Good news has continued to roll in for Tilray into 2019:
- In January, the company signed another $100 million deal with Authentic Brands Group to develop consumer products infused with cannabis, such as cosmetics and foot creams.
- In February, Tilray acquired Manitoba Harvest, the world’s largest hemp foods company, for $317 million, with the aim of producing hemp and CBD-infused food and wellness products.
- In July, the company announced another acquisition: Smith & Sinclair, the British producer of “alcoholic gummies.” Tilray plans to use the purchase to produce a line of CBD-infused edible products.
What are the Risks of Buying Tilray?
Despite these big moves, however, many investors are less than bullish about the future of Tilray stock. Shares of the company have declined steadily since reaching their frenzied peak in September 2018; the stock now trades roughly at its IPO price.
Many analysts have written about the “pot bubble,” a rush of interest in cannabis stocks from investors similar to the dot-com bubble in tech stocks at the turn of the millennium. Not only Tilray [NASDAQ: TLRY], but also its competitors Canopy Growth, Aurora Cannabis, and Cronos Group have had an underwhelming 2019 thus far.
Unfortunately, among these companies Tilray is especially notable (or infamous) for its shaky financial standing.
In Q2 2019, Tilray reported a gross margin of 27 percent, which is fairly poor (although an improvement from the gross margins from previous quarters).
What’s more, improving this figure will be difficult for the company given its recent purchase of Manitoba Harvest: hemp-based food products typically have lower margins than sales of cannabis.
There are two more statistics that should make would-be Tilray investors nervous: the company’s dwindling cash flow and its profitability.
At the end of 2018, Tilray had $518 million cash on hand, but this number has now drastically shrunk to $221 million.
While Tilray’s acquisitions and expansions can explain some of the decline, the company is also taking on a lot of liabilities.
Second, Tilray reported a Q2 2019 net loss of $35 million, which means that it’s far from being profitable yet.
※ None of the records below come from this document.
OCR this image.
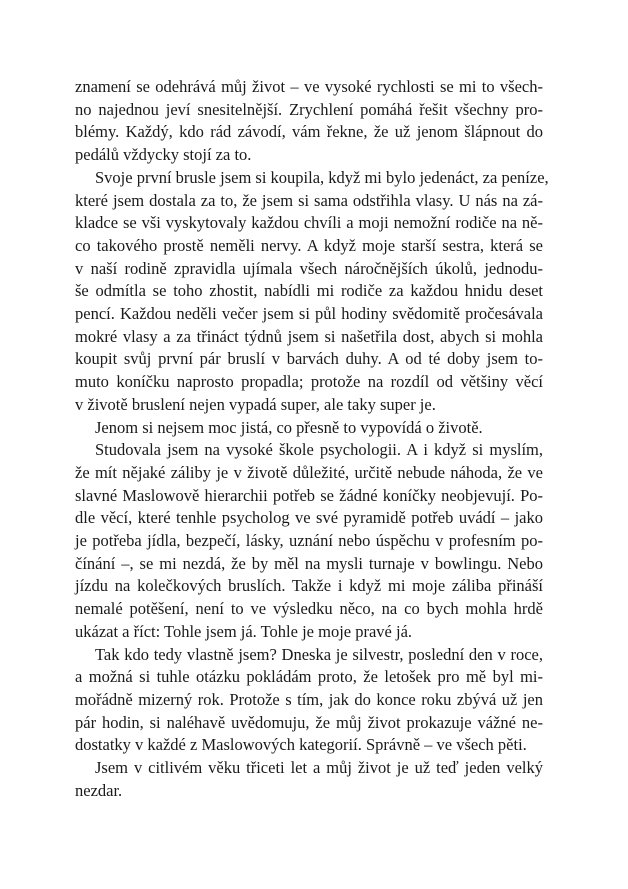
znamení se odehrává můj život – ve vysoké rychlosti se mi to všech-
no najednou jeví snesitelnější. Zrychlení pomáhá řešit všechny pro-
blémy. Každý, kdo rád závodí, vám řekne, že už jenom šlápnout do
pedálů vždycky stojí za to.

Svoje první brusle jsem si koupila, když mi bylo jedenáct, za peníze,
které jsem dostala za to, že jsem si sama odstřihla vlasy. U nás na zá-
kladce se vši vyskytovaly každou chvíli a moji nemožní rodiče na ně-
co takového prostě neměli nervy. A když moje starší sestra, která se
v naší rodině zpravidla ujímala všech náročnějších úkolů, jednodu-
še odmítla se toho zhostit, nabídli mi rodiče za každou hnidu deset
pencí. Každou neděli večer jsem si půl hodiny svědomitě pročesávala
mokré vlasy a za třináct týdnů jsem si našetřila dost, abych si mohla
koupit svůj první pár bruslí v barvách duhy. A od té doby jsem to-
muto koníčku naprosto propadla; protože na rozdíl od většiny věcí
v životě bruslení nejen vypadá super, ale taky super je.

Jenom si nejsem moc jistá, co přesně to vypovídá o životě.

Studovala jsem na vysoké škole psychologii. A i když si myslím,
že mít nějaké záliby je v životě důležité, určitě nebude náhoda, že ve
slavné Maslowově hierarchii potřeb se žádné koníčky neobjevují. Po-
dle věcí, které tenhle psycholog ve své pyramidě potřeb uvádí – jako
je potřeba jídla, bezpečí, lásky, uznání nebo úspěchu v profesním po-
čínání –, se mi nezdá, že by měl na mysli turnaje v bowlingu. Nebo
jízdu na kolečkových bruslích. Takže i když mi moje záliba přináší
nemalé potěšení, není to ve výsledku něco, na co bych mohla hrdě
ukázat a říct: Tohle jsem já. Tohle je moje pravé já.

Tak kdo tedy vlastně jsem? Dneska je silvestr, poslední den v roce,
a možná si tuhle otázku pokládám proto, že letošek pro mě byl mi-
mořádně mizerný rok. Protože s tím, jak do konce roku zbývá už jen
pár hodin, si naléhavě uvědomuju, že můj život prokazuje vážné ne-
dostatky v každé z Maslowových kategorií. Správně – ve všech pěti.

Jsem v citlivém věku třiceti let a můj život je už teď jeden velký
nezdar.
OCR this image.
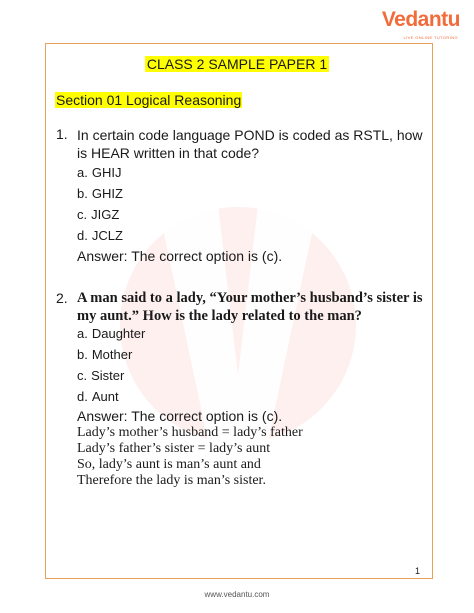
Vedantu
LIVE ONLINE TUTORING
CLASS 2 SAMPLE PAPER 1
Section 01 Logical Reasoning
1. In certain code language POND is coded as RSTL, how is HEAR written in that code?
a. GHIJ
b. GHIZ
c. JIGZ
d. JCLZ
Answer: The correct option is (c).
2. A man said to a lady, “Your mother’s husband’s sister is my aunt.” How is the lady related to the man?
a. Daughter
b. Mother
c. Sister
d. Aunt
Answer: The correct option is (c).
Lady’s mother’s husband = lady’s father
Lady’s father’s sister = lady’s aunt
So, lady’s aunt is man’s aunt and
Therefore the lady is man’s sister.
1
www.vedantu.com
Tilray Stock Forecast Summary
Your opinion on whether to buy Tilray stock will likely depend on your thoughts about the Canadian cannabis market as a whole.
While it’s far from the worst place for investors to put their money, Tilray [NASDAQ: TLRY] is overshadowed by many of its competitors, who face the same “pot bubble” risks but who are currently on steadier ground.
If you’re interested in investing in cannabis stocks, alternatives to Tilray such as Aurora Cannabis and Cronos Group may be worth a closer look.
The author has no position in any of the stocks mentioned. Financhill has a disclosure policy. This post may contain affiliate links or links from our sponsors.